Future developments in cancer vaccinology have to take the above-discussed experiences into account. While there is ample room for improvements in vaccine designs and delivery schemes, the basic problem of immune evasion by antigen loss cannot be overcome by vaccination therapy. It needs to be defined, therefore, for which cancers, in which disease states, and possibly in which schemes of combination therapy therapeutic vaccination can best exert its potential against cancer.
Nearly all clinical trials for therapeutic cancer vaccine have been conducted with advanced-stage patients. These conditions are expected to be the most difficult to treat, and cure by therapeutic vaccination is bound to remain the exception. However, the extended survival of patients under vaccination therapy suggests its suitability for maintenance therapy where cure is not possible. Adjuvant therapy after surgery may be an important indication for tumor vaccination. A very extensive study with colon carcinoma patients who received vaccines after surgical resection of the tumors demonstrates a clear benefit for the vaccinated patients and lends strong support to the above notion.
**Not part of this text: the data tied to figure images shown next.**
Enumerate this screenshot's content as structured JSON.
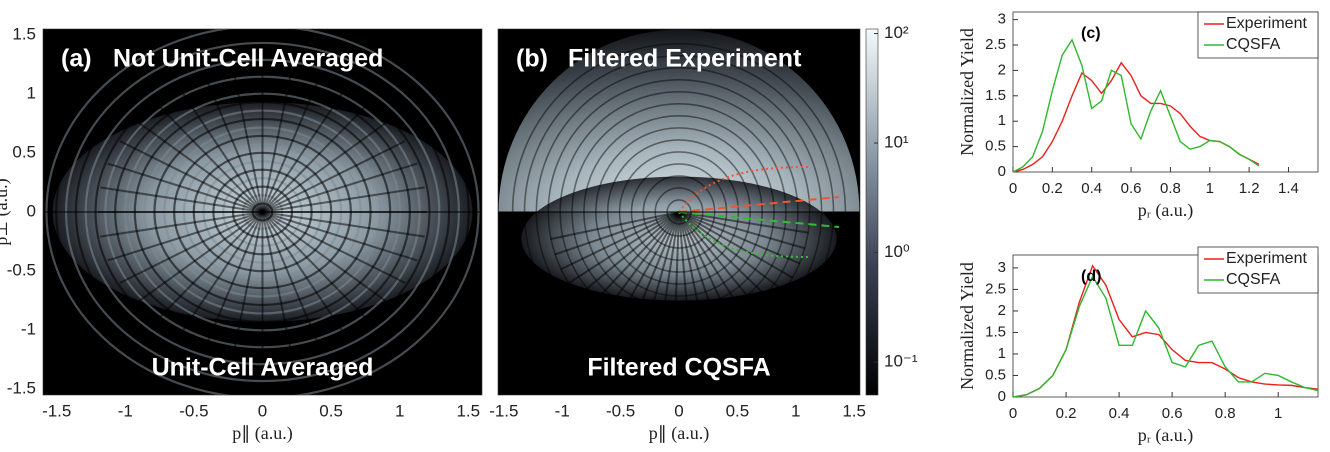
{
  "chart_data": [
    {
      "type": "image",
      "panel_label": "(a)",
      "top_text": "Not Unit-Cell Averaged",
      "bottom_text": "Unit-Cell Averaged",
      "xlabel": "p∥ (a.u.)",
      "ylabel": "p⊥ (a.u.)",
      "xlim": [
        -1.6,
        1.6
      ],
      "ylim": [
        -1.55,
        1.55
      ],
      "xticks": [
        -1.5,
        -1,
        -0.5,
        0,
        0.5,
        1,
        1.5
      ],
      "yticks": [
        -1.5,
        -1,
        -0.5,
        0,
        0.5,
        1,
        1.5
      ]
    },
    {
      "type": "image",
      "panel_label": "(b)",
      "top_text": "Filtered Experiment",
      "bottom_text": "Filtered CQSFA",
      "xlabel": "p∥ (a.u.)",
      "xlim": [
        -1.55,
        1.55
      ],
      "ylim": [
        -1.55,
        1.55
      ],
      "xticks": [
        -1.5,
        -1,
        -0.5,
        0,
        0.5,
        1,
        1.5
      ],
      "colorbar": {
        "scale": "log",
        "lim": [
          0.05,
          110
        ],
        "ticks": [
          {
            "value": 100,
            "label": "10²"
          },
          {
            "value": 10,
            "label": "10¹"
          },
          {
            "value": 1,
            "label": "10⁰"
          },
          {
            "value": 0.1,
            "label": "10⁻¹"
          }
        ]
      }
    },
    {
      "type": "line",
      "panel_label": "(c)",
      "xlabel": "pᵣ (a.u.)",
      "ylabel": "Normalized Yield",
      "xlim": [
        0,
        1.55
      ],
      "ylim": [
        0,
        3.15
      ],
      "xticks": [
        0,
        0.2,
        0.4,
        0.6,
        0.8,
        1,
        1.2,
        1.4
      ],
      "yticks": [
        0,
        0.5,
        1,
        1.5,
        2,
        2.5,
        3
      ],
      "legend": "upper right",
      "x": [
        0,
        0.05,
        0.1,
        0.15,
        0.2,
        0.25,
        0.3,
        0.35,
        0.4,
        0.45,
        0.5,
        0.55,
        0.6,
        0.65,
        0.7,
        0.75,
        0.8,
        0.85,
        0.9,
        0.95,
        1.0,
        1.05,
        1.1,
        1.15,
        1.2,
        1.25
      ],
      "series": [
        {
          "name": "Experiment",
          "color": "#e8211b",
          "values": [
            0,
            0.05,
            0.15,
            0.3,
            0.6,
            1.0,
            1.5,
            1.95,
            1.8,
            1.55,
            1.8,
            2.15,
            1.9,
            1.5,
            1.35,
            1.35,
            1.3,
            1.15,
            0.9,
            0.7,
            0.62,
            0.6,
            0.5,
            0.35,
            0.25,
            0.15
          ]
        },
        {
          "name": "CQSFA",
          "color": "#2eb82e",
          "values": [
            0,
            0.1,
            0.3,
            0.8,
            1.6,
            2.3,
            2.6,
            2.1,
            1.25,
            1.4,
            2.0,
            1.9,
            0.95,
            0.65,
            1.2,
            1.6,
            1.1,
            0.6,
            0.45,
            0.5,
            0.62,
            0.6,
            0.5,
            0.35,
            0.25,
            0.12
          ]
        }
      ]
    },
    {
      "type": "line",
      "panel_label": "(d)",
      "xlabel": "pᵣ (a.u.)",
      "ylabel": "Normalized Yield",
      "xlim": [
        0,
        1.15
      ],
      "ylim": [
        0,
        3.3
      ],
      "xticks": [
        0,
        0.2,
        0.4,
        0.6,
        0.8,
        1
      ],
      "yticks": [
        0,
        0.5,
        1,
        1.5,
        2,
        2.5,
        3
      ],
      "legend": "upper right",
      "x": [
        0,
        0.05,
        0.1,
        0.15,
        0.2,
        0.25,
        0.3,
        0.35,
        0.4,
        0.45,
        0.5,
        0.55,
        0.6,
        0.65,
        0.7,
        0.75,
        0.8,
        0.85,
        0.9,
        0.95,
        1.0,
        1.05,
        1.1,
        1.15
      ],
      "series": [
        {
          "name": "Experiment",
          "color": "#e8211b",
          "values": [
            0,
            0.05,
            0.2,
            0.5,
            1.1,
            2.2,
            3.05,
            2.6,
            1.8,
            1.4,
            1.5,
            1.45,
            1.1,
            0.85,
            0.8,
            0.8,
            0.65,
            0.45,
            0.35,
            0.3,
            0.28,
            0.27,
            0.22,
            0.18
          ]
        },
        {
          "name": "CQSFA",
          "color": "#2eb82e",
          "values": [
            0,
            0.05,
            0.2,
            0.5,
            1.1,
            2.1,
            2.8,
            2.3,
            1.2,
            1.2,
            2.0,
            1.6,
            0.8,
            0.7,
            1.2,
            1.3,
            0.7,
            0.35,
            0.35,
            0.55,
            0.5,
            0.35,
            0.22,
            0.15
          ]
        }
      ]
    }
  ]
}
Early stage cancers could be much more responsive to therapeutic vaccination. However, this option has not yet been tested in greater detail, and further conclusions have to await the outcomes of thorough clinical vaccination trials with early-stage cancer patients. Prophylactic vaccinations would be ideal and are in fact promising prospects for cancers with a microbial etiology. Vaccination against human papilloma viruses is currently being tested for prevention of cervical carcinoma. Although it will take many more years before the efficacy of such prophylaxis can be assessed properly, the initial investigations indicate a substantial reduction of pre-cancerous conditions after vaccination.
For most cancers, prophylaxis is not possible and for most patients therapeutic vaccination is not a dependable option. Immune evasion by antigen loss or suppression too often quenches the antitumor effects of the vaccination. Therapy resistance, such as by antigen loss, is not restricted to immunotherapy; it is the key problem for clinical oncology in general. Given the genetic instability and heterogeneity of tumor cells as the likely basis for the selection of therapy-resistant tumor variants, future developments in oncology need to devise treatment regiments that can cope with the diversity of the tumor cells. Such new therapies could be combinations of different therapeutic principles that target the tumor cells at different pathogenically relevant sites. Therapeutic vaccination could be an important component of such combination therapies.